Music Appreciation and the Auditory System :: Biology Essays Research Papers

Music Appreciation and the Auditory SystemHave you ever so come home after an exhausting day and turned on unison to relax your nubs? While you are taking it easy, your auditory cortex is not. It works hard to synthesize the several musical elements of rhythm, pitch, frequency, and tonicity to create a rich auditory experience. First, a discussion of the pinna physiology is needed.
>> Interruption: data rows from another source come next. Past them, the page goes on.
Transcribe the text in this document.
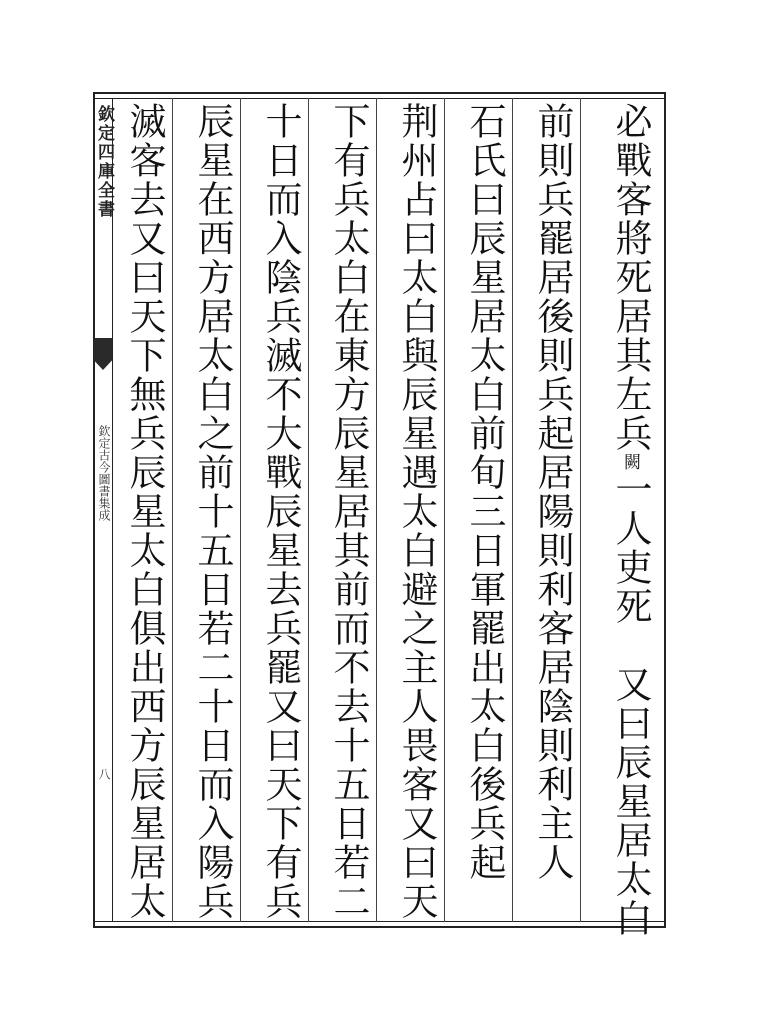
欽定四庫全書
欽定古今圖書集成
八
必戰客將死居其左兵闕一人吏死　又曰辰星居太白
前則兵罷居後則兵起居陽則利客居陰則利主人
石氏曰辰星居太白前旬三日軍罷出太白後兵起
荆州占曰太白與辰星遇太白避之主人畏客又曰天
下有兵太白在東方辰星居其前而不去十五日若二
十日而入陰兵滅不大戰辰星去兵罷又曰天下有兵
辰星在西方居太白之前十五日若二十日而入陽兵
滅客去又曰天下無兵辰星太白俱出西方辰星居太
Vibrating air moving at different frequencies hits the atrial auricledrum which causes the middle ears triad bones to move accordingly. The stapes, one of these inner ear bones hits on the oval window of the inner ear, and because the inner ear is filled with fluid, the bulgy of the oval window causes this fluid to slosh around. The round window, also in the inner ear, compensates for the increased pressure by bulging outward. The inner ear has two functions, to transduce unspoilt via the cochlea and to maintain a persons vertical model with respect to gravity via the vestibular system (1). . Bu t here, we will except consider the transduction of sound. The cochlea is filled with hair cells that are extremely sensitive and alter with only slight perturbations of the inner ear fluid. At the point of depolarization, a neural signal is transmitted and on its way to the brain. This nerve drift travels to the auditory nerve (8th cranial nerve), passes through the brainstem, and then reaches the branched road of the cochlear burden the ventral cochlear nucleus or the abaxial cochlear nucleus. The nerve signal that passes through the ventral cochlear nucleus will reach the superior olive in the medulla where differences in quantify and loudness of sound are compared, and location of the sounds origin is pinpointed (1). The nerve signal that crosses the dorsal cochlear nucleus ultimately is analyzed for sound quality.As seen in the final step of sound transduction, the information relayed by the neural signal branches and processing occurs at different sights. No consensus ha s been reached as to where music is processed in the brain. Most researchers agree that the different components of music are processed in different partings of the brain, as exemplified by the branching pathway of the cochlear nucleus which facilitates the separation of sound timing and loudness with the sound quality analysis. But this information is not suitable to answer the question of where our sense of music originates.Frackwiak has supplied a small part of the puzzle.